Two [XYZ firm] lawyers working with a national clemency initiative are in trouble with a federal judge in Washington for sending a letter the judge said violated court rules.
The lawyers' run-in with the judge was rooted in recent changes in how volunteer attorneys working with Clemency Project 2014 access prisoner records. Earlier this summer, the Clemency Project worked with the federal judiciary and Bureau of Prisons to make it easier for its lawyers to obtain confidential presentence reports. Under the revised Bureau of Prisons protocol--which judges were made aware of in July--lawyers had to notify judges when they requested the reports from the Bureau of Prisons, and judges had two weeks to object to their release. The protocol didn't specify how lawyers would notify judges.

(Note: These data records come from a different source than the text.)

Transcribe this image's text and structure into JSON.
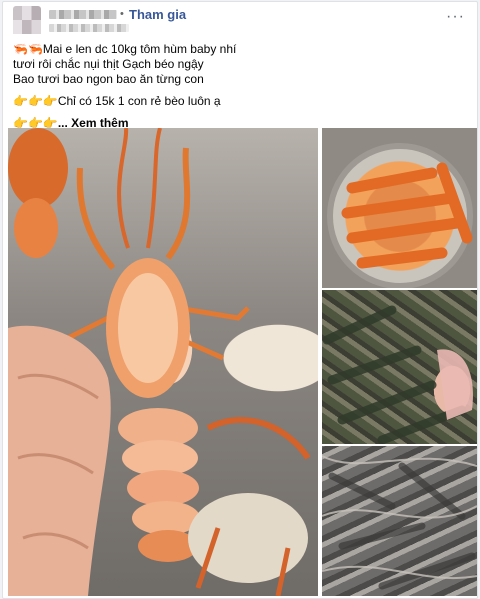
{
  "post": {
    "join_label": "Tham gia",
    "dot": "•",
    "more_label": "···",
    "lines": {
      "l1_emoji": "🦐🦐",
      "l1_text": "Mai e len dc 10kg tôm hùm baby nhí",
      "l2": "tươi rôi chắc nụi thịt Gạch béo ngậy",
      "l3": " Bao tươi bao ngon bao ăn từng con",
      "l4_emoji": "👉👉👉",
      "l4_text": "Chỉ có 15k 1 con rẻ bèo luôn ạ",
      "l5_emoji": "👉👉👉",
      "see_more": "... Xem thêm"
    }
  },
  "colors": {
    "link_blue": "#385898",
    "page_bg": "#f0f2f5",
    "lobster_orange": "#e8742f"
  }
}
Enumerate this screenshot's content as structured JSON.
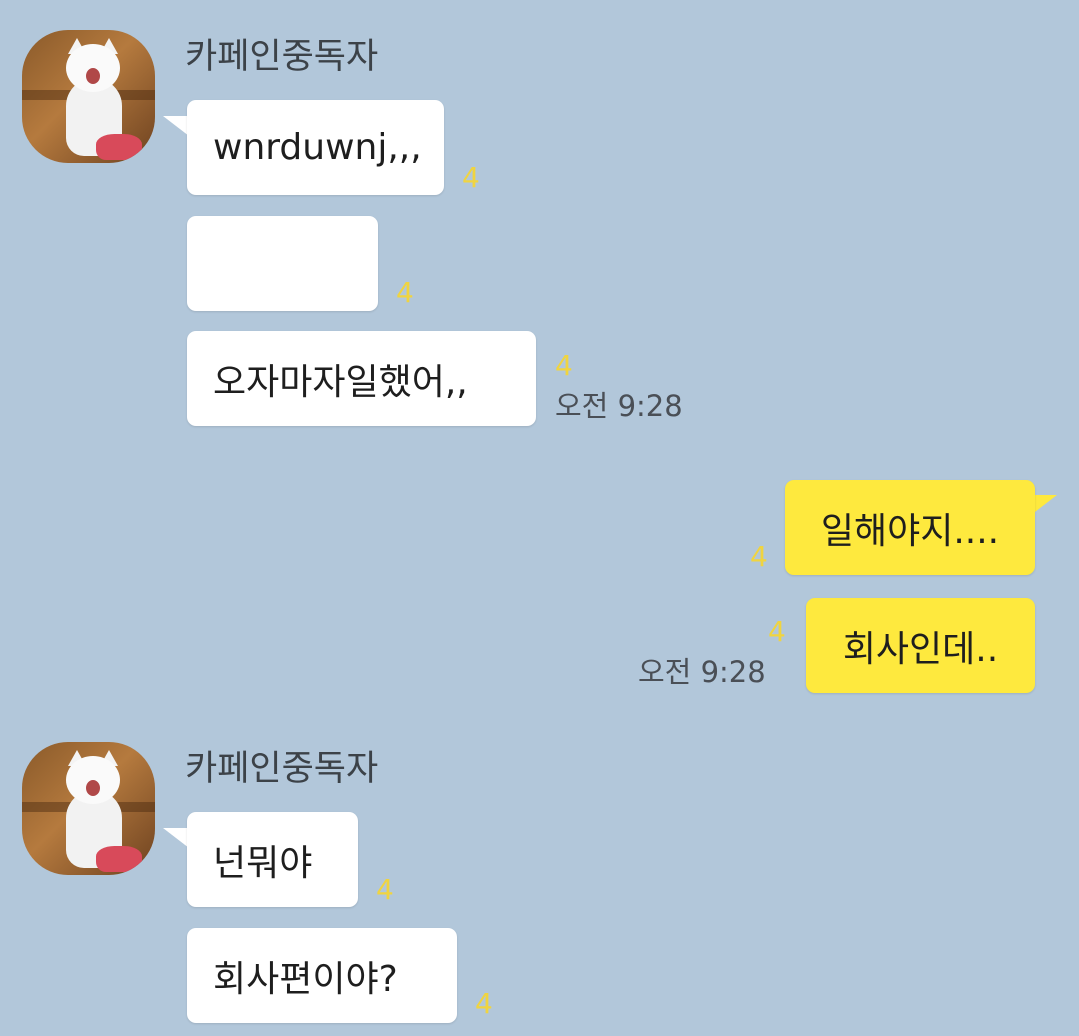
{
  "chat": {
    "groups": [
      {
        "sender": "카페인중독자",
        "messages": [
          {
            "text": "wnrduwnj,,,",
            "unread": "4"
          },
          {
            "text": "",
            "unread": "4"
          },
          {
            "text": "오자마자일했어,,",
            "unread": "4",
            "time": "오전 9:28"
          }
        ]
      },
      {
        "messages": [
          {
            "text": "일해야지....",
            "unread": "4"
          },
          {
            "text": "회사인데..",
            "unread": "4",
            "time": "오전 9:28"
          }
        ]
      },
      {
        "sender": "카페인중독자",
        "messages": [
          {
            "text": "넌뭐야",
            "unread": "4"
          },
          {
            "text": "회사편이야?",
            "unread": "4"
          }
        ]
      }
    ]
  },
  "colors": {
    "background": "#b2c7da",
    "incoming_bubble": "#ffffff",
    "outgoing_bubble": "#fee93e",
    "unread_count": "#f0d440"
  },
  "icons": {
    "avatar": "profile-cat-photo"
  }
}
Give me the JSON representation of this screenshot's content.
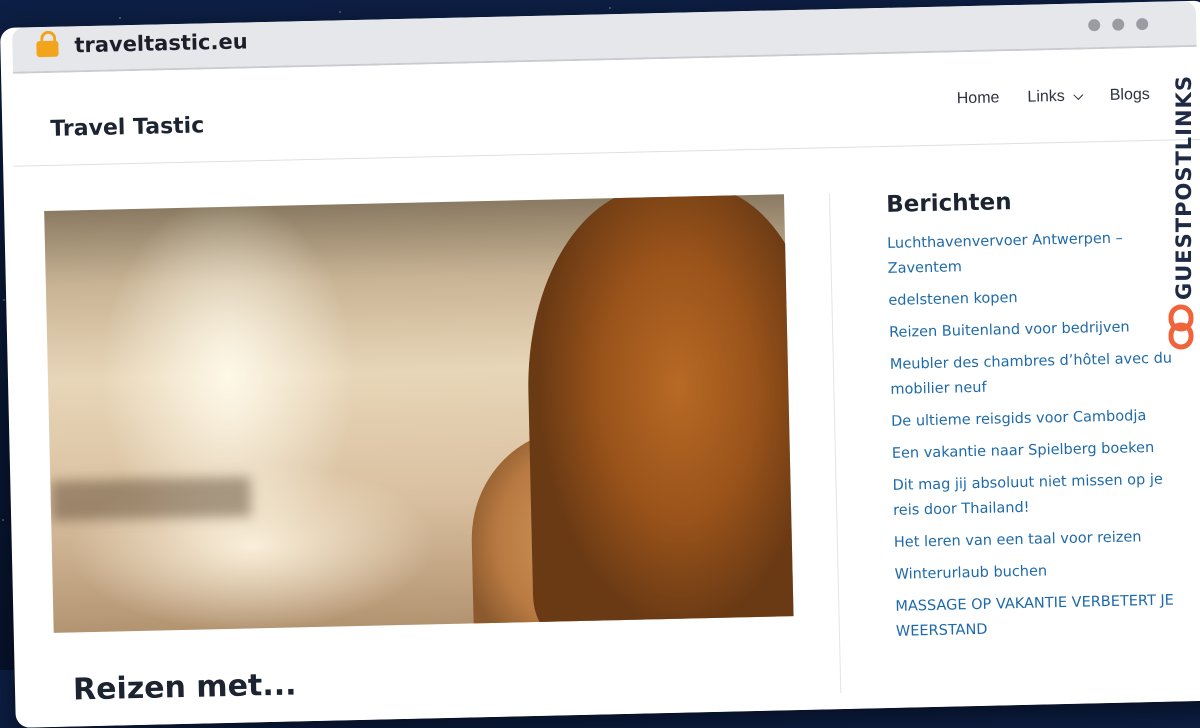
{
  "browser": {
    "url": "traveltastic.eu"
  },
  "site": {
    "title": "Travel Tastic",
    "nav": [
      {
        "label": "Home"
      },
      {
        "label": "Links"
      },
      {
        "label": "Blogs"
      }
    ]
  },
  "sidebar": {
    "heading": "Berichten",
    "posts": [
      "Luchthavenvervoer Antwerpen – Zaventem",
      "edelstenen kopen",
      "Reizen Buitenland voor bedrijven",
      "Meubler des chambres d’hôtel avec du mobilier neuf",
      "De ultieme reisgids voor Cambodja",
      "Een vakantie naar Spielberg boeken",
      "Dit mag jij absoluut niet missen op je reis door Thailand!",
      "Het leren van een taal voor reizen",
      "Winterurlaub buchen",
      "MASSAGE OP VAKANTIE VERBETERT JE WEERSTAND"
    ]
  },
  "main": {
    "post_title": "Reizen met..."
  },
  "badge": {
    "text": "GUESTPOSTLINKS"
  },
  "colors": {
    "link": "#1e6aa8",
    "badge_icon": "#f0643c",
    "lock": "#f2a51c"
  }
}
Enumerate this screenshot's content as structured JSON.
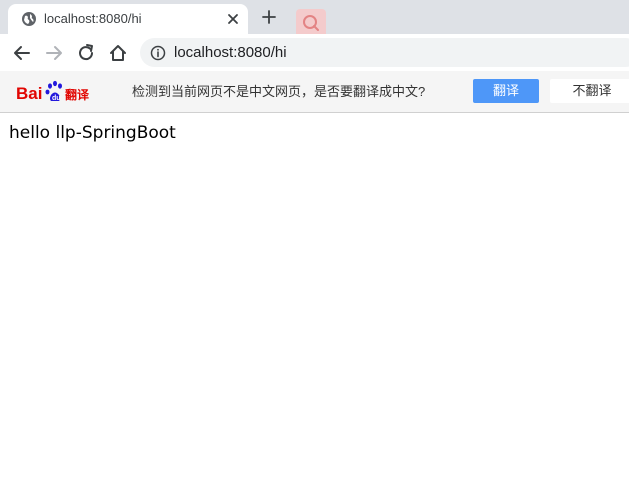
{
  "tab": {
    "title": "localhost:8080/hi",
    "favicon": "globe-icon",
    "close_icon": "close-icon"
  },
  "tabstrip": {
    "new_tab_icon": "plus-icon",
    "extension_icon": "search-icon"
  },
  "toolbar": {
    "back_icon": "arrow-left-icon",
    "forward_icon": "arrow-right-icon",
    "reload_icon": "reload-icon",
    "home_icon": "home-icon",
    "site_info_icon": "info-icon",
    "url": "localhost:8080/hi"
  },
  "translate_bar": {
    "logo_text": "Bai翻译",
    "message": "检测到当前网页不是中文网页，是否要翻译成中文?",
    "translate_label": "翻译",
    "no_translate_label": "不翻译",
    "colors": {
      "translate_button": "#4e97f8",
      "logo_red": "#e10602",
      "logo_blue": "#2319dc"
    }
  },
  "page": {
    "text": "hello llp-SpringBoot"
  }
}
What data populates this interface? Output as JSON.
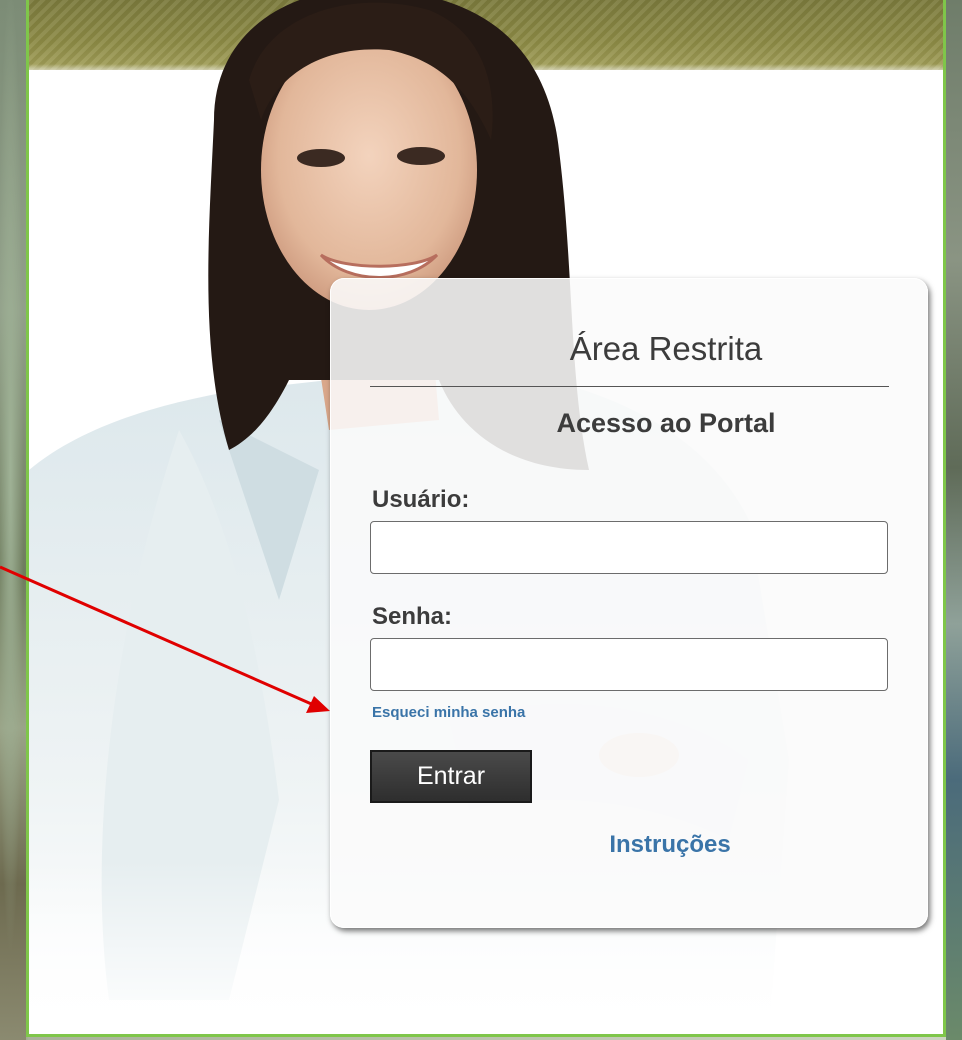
{
  "login": {
    "title": "Área Restrita",
    "subtitle": "Acesso ao Portal",
    "username_label": "Usuário:",
    "username_value": "",
    "password_label": "Senha:",
    "password_value": "",
    "forgot_password": "Esqueci minha senha",
    "submit": "Entrar",
    "instructions": "Instruções"
  },
  "colors": {
    "frame_border": "#7fc64a",
    "header_band": "#8c8a45",
    "link": "#3a74a8",
    "annotation_arrow": "#e00000",
    "button_bg": "#333333"
  },
  "icons": {
    "annotation": "red-arrow-icon"
  }
}
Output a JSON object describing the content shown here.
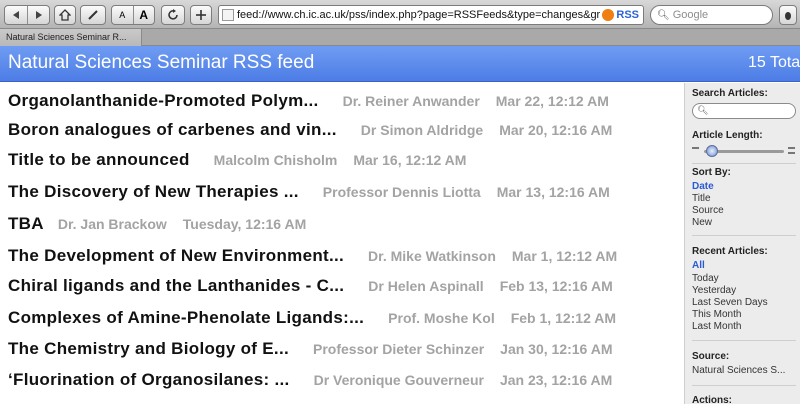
{
  "toolbar": {
    "url": "feed://www.ch.ic.ac.uk/pss/index.php?page=RSSFeeds&type=changes&group=",
    "rss_label": "RSS",
    "search_placeholder": "Google",
    "text_smaller": "A",
    "text_larger": "A"
  },
  "tab": {
    "label": "Natural Sciences Seminar R..."
  },
  "header": {
    "title": "Natural Sciences Seminar RSS feed",
    "total": "15 Tota"
  },
  "articles": [
    {
      "title": "Organolanthanide-Promoted Polym...",
      "author": "Dr. Reiner Anwander",
      "date": "Mar 22, 12:12 AM"
    },
    {
      "title": "Boron analogues of carbenes and vin...",
      "author": "Dr Simon Aldridge",
      "date": "Mar 20, 12:16 AM"
    },
    {
      "title": "Title to be announced",
      "author": "Malcolm Chisholm",
      "date": "Mar 16, 12:12 AM"
    },
    {
      "title": "The Discovery of New Therapies ...",
      "author": "Professor Dennis Liotta",
      "date": "Mar 13, 12:16 AM"
    },
    {
      "title": "TBA",
      "author": "Dr. Jan Brackow",
      "date": "Tuesday, 12:16 AM"
    },
    {
      "title": "The Development of New Environment...",
      "author": "Dr. Mike Watkinson",
      "date": "Mar 1, 12:12 AM"
    },
    {
      "title": "Chiral ligands and the Lanthanides - C...",
      "author": "Dr Helen Aspinall",
      "date": "Feb 13, 12:16 AM"
    },
    {
      "title": "Complexes of Amine-Phenolate Ligands:...",
      "author": "Prof. Moshe Kol",
      "date": "Feb 1, 12:12 AM"
    },
    {
      "title": "The Chemistry and Biology of E...",
      "author": "Professor Dieter Schinzer",
      "date": "Jan 30, 12:16 AM"
    },
    {
      "title": "‘Fluorination of Organosilanes: ...",
      "author": "Dr Veronique Gouverneur",
      "date": "Jan 23, 12:16 AM"
    }
  ],
  "sidebar": {
    "search_label": "Search Articles:",
    "length_label": "Article Length:",
    "length_level": 0.1,
    "sort_label": "Sort By:",
    "sort_options": [
      "Date",
      "Title",
      "Source",
      "New"
    ],
    "recent_label": "Recent Articles:",
    "recent_options": [
      "All",
      "Today",
      "Yesterday",
      "Last Seven Days",
      "This Month",
      "Last Month"
    ],
    "source_label": "Source:",
    "source_value": "Natural Sciences S...",
    "actions_label": "Actions:"
  }
}
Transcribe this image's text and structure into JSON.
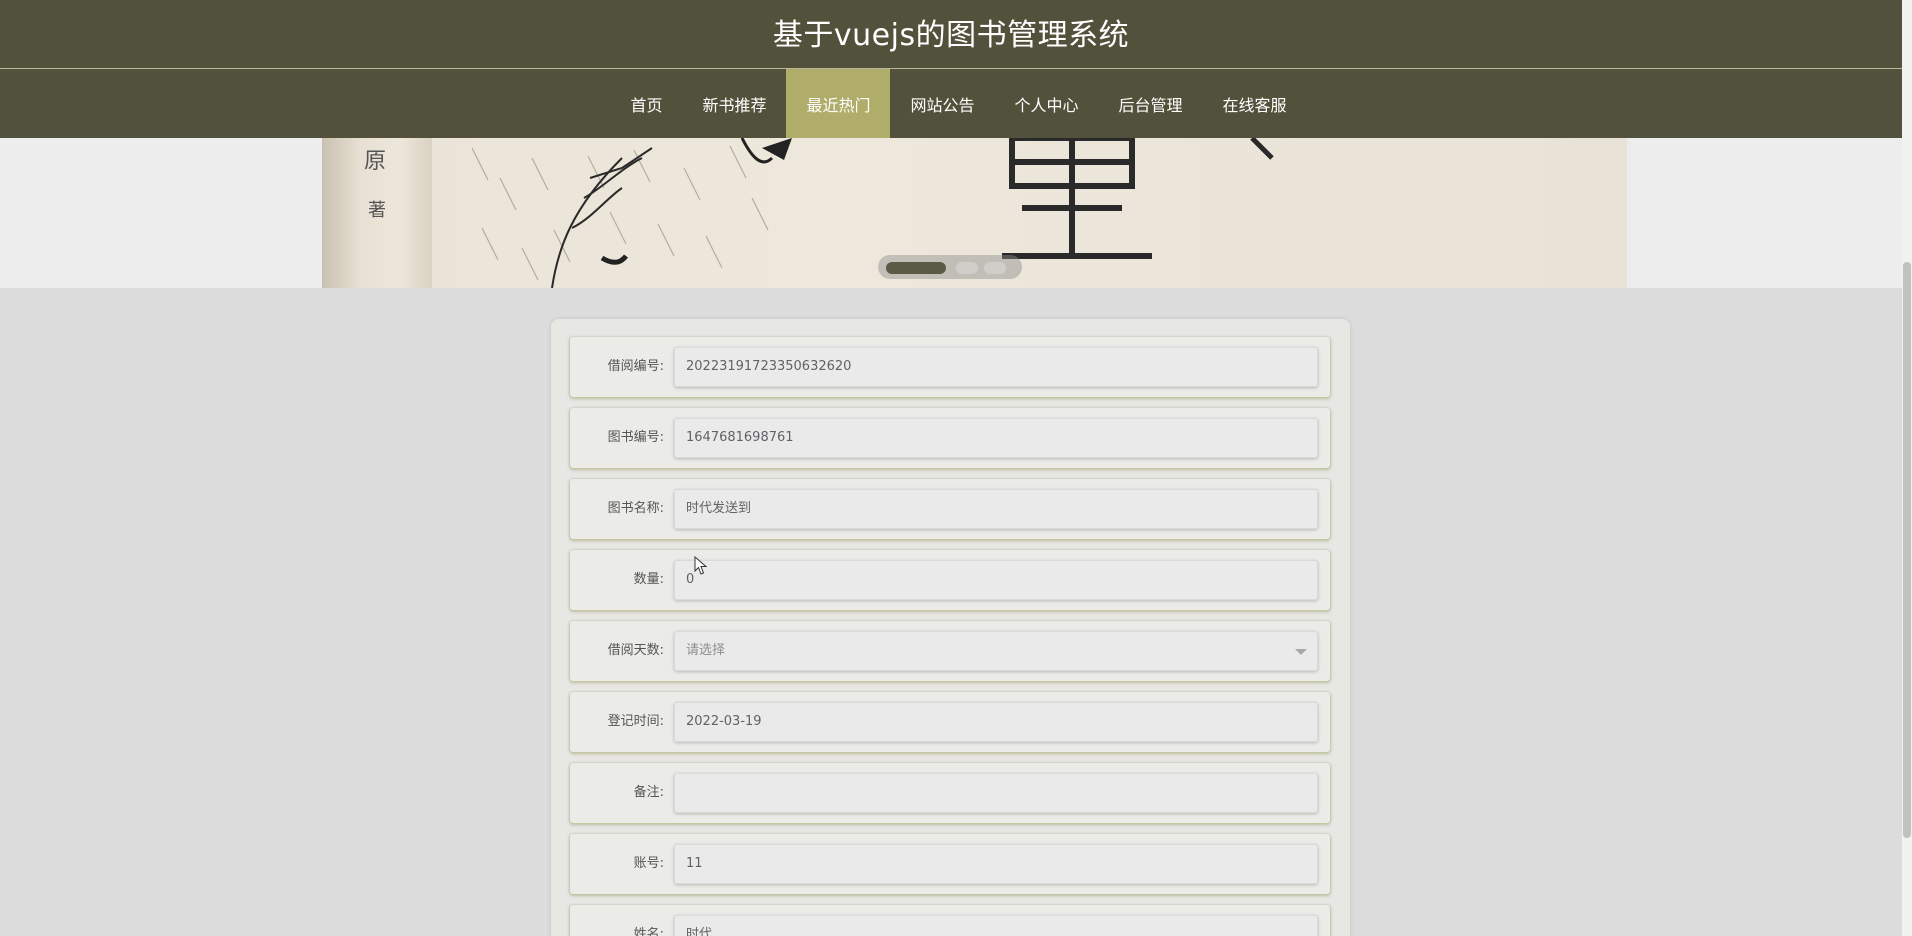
{
  "header": {
    "title": "基于vuejs的图书管理系统"
  },
  "nav": {
    "items": [
      {
        "label": "首页",
        "active": false
      },
      {
        "label": "新书推荐",
        "active": false
      },
      {
        "label": "最近热门",
        "active": true
      },
      {
        "label": "网站公告",
        "active": false
      },
      {
        "label": "个人中心",
        "active": false
      },
      {
        "label": "后台管理",
        "active": false
      },
      {
        "label": "在线客服",
        "active": false
      }
    ]
  },
  "banner": {
    "slide_count": 3,
    "active_slide": 1,
    "cover_text": [
      "原",
      "著"
    ]
  },
  "form": {
    "borrow_id": {
      "label": "借阅编号:",
      "value": "20223191723350632620"
    },
    "book_id": {
      "label": "图书编号:",
      "value": "1647681698761"
    },
    "book_name": {
      "label": "图书名称:",
      "value": "时代发送到"
    },
    "quantity": {
      "label": "数量:",
      "value": "0"
    },
    "borrow_days": {
      "label": "借阅天数:",
      "placeholder": "请选择"
    },
    "register_time": {
      "label": "登记时间:",
      "value": "2022-03-19"
    },
    "remark": {
      "label": "备注:",
      "value": ""
    },
    "account": {
      "label": "账号:",
      "value": "11"
    },
    "name": {
      "label": "姓名:",
      "value": "时代"
    }
  },
  "colors": {
    "header_bg": "#52523c",
    "nav_active_bg": "#b0ac6a",
    "page_bg": "#dcdcdc",
    "row_shadow": "#c6c6a0"
  }
}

XYZ associates _______ and _______, volunteer lawyers with the Clemency Project, last week sent a letter to U.S. District Judge Royce Lamberth, who presided over their client Ronald Toms' criminal case. The lawyers explained that they had requested Toms' presentence report from the Bureau of Prisons and that if Lamberth wanted to object, he should respond to a special Bureau of Prisons email address within two weeks.
Lamberth bristled at the letter and the two-week deadline. In an order published on Wednesday he said the letter appeared to be an "improper ex parte request."
"That is not how this court operates," Lamberth wrote. "This court does not accept deadlines set by attorneys or by the Bureau of Prisons." If the Bureau of Prisons released the inmate's records without his approval, Lamberth said, it would be in contempt of court.
The judge is being a bit imperious here, but the do-gooders' presumptiveness is shocking.